Wednesday, January 18, 2006

Irony, Like History, Is Not Dead

Yesterday I posted on the shabby coverage of Al Gore's speech by the Washington Post and the NY Times (scroll down to "Checking the News"). With that in mind, I read an editorial in today's Times and suffered whiplash.

In times of extreme fear, American leaders have sometimes scrapped civil liberties in the name of civil protection. It's only later that the country can see that the choice was a false one and that citizens' rights were sacrificed to carry out extreme measures that were at best useless and at worst counterproductive. There are enough examples of this in American history - the Alien and Sedition Acts and the World War II internment camps both come to mind - that the lesson should be woven into the nation's fabric. But it's hard to think of a more graphic example than President Bush's secret program of spying on Americans.

...A chilling article in yesterday's Times confirmed our fears.

According to the article, the eavesdropping swept up vast quantities of Americans' private communications without any reasonable belief that they could be related to terrorism. The National Security Agency flooded the Federal Bureau of Investigation with thousands of names, e-mail addresses, telephone numbers and other tips that virtually all led to dead ends or to innocent Americans.

...This was not just a tragic waste of the F.B.I.'s resources in dangerous times. It was an outrageous and pointless intrusion into individuals' privacy. Anyone who read the original reports on the spying operation and thought, "Well, so what, I have nothing to hide," should think about the uncounted innocent Americans who had F.B.I. officers knocking on their doors because of secret and possibly illegal surveillance. The National Security Agency was originally barred from domestic surveillance without court supervision to avoid just this sort of abuse.

The first lawsuits challenging the legality of the domestic spying operation were filed this week, and Congress plans hearings. We hope that lawmakers are more diligent about reining in Mr. Bush now than they have been about his other abuses of power in the name of fighting terrorism.
[Emphasis added]

The editorial contains some rather noticeable echoes of Gore's speech, although it is not nearly as eloquent or passionate. I suspect that someone at the Times, possibly the editorialist, actually heard or read Gore's speech. Instead of alluding to something that couldn't make it to page 1, that was merely a truncated AP wire story emphasizing only that Gore stated the President was a law-breaker, the editorialist refers only to a story the Times reporters on the flood of tips sent to the FBI following 9/11.
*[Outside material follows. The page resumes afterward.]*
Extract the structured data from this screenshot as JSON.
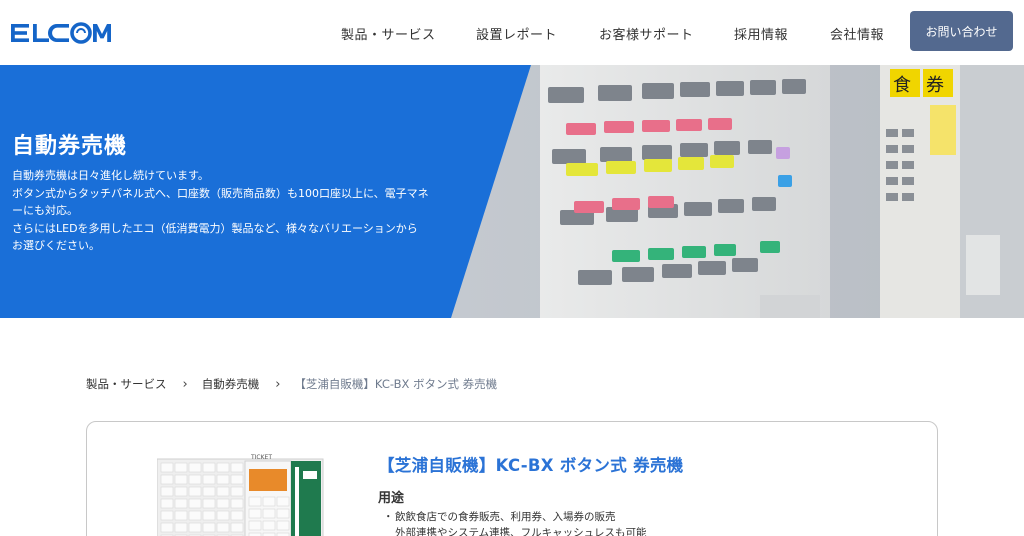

The article referred to was a good one and should be allowed to resonate further by a timely editorial. I find nothing wrong with that. What I am curious about, however, is that there was and is no real coverage of a speech that was important for reasons even beyond who delivered it. Is referring to a former Democratic leader, one who just might re-enter politics via the 2008 campaign, off limits? It certainly appears so, especially since the editorial contains some strikingly similar language, historial allusions, and conclusions.

If that is the case, then the NY Times' failure to cover the Gore speech is even more shameful than I had originally thought.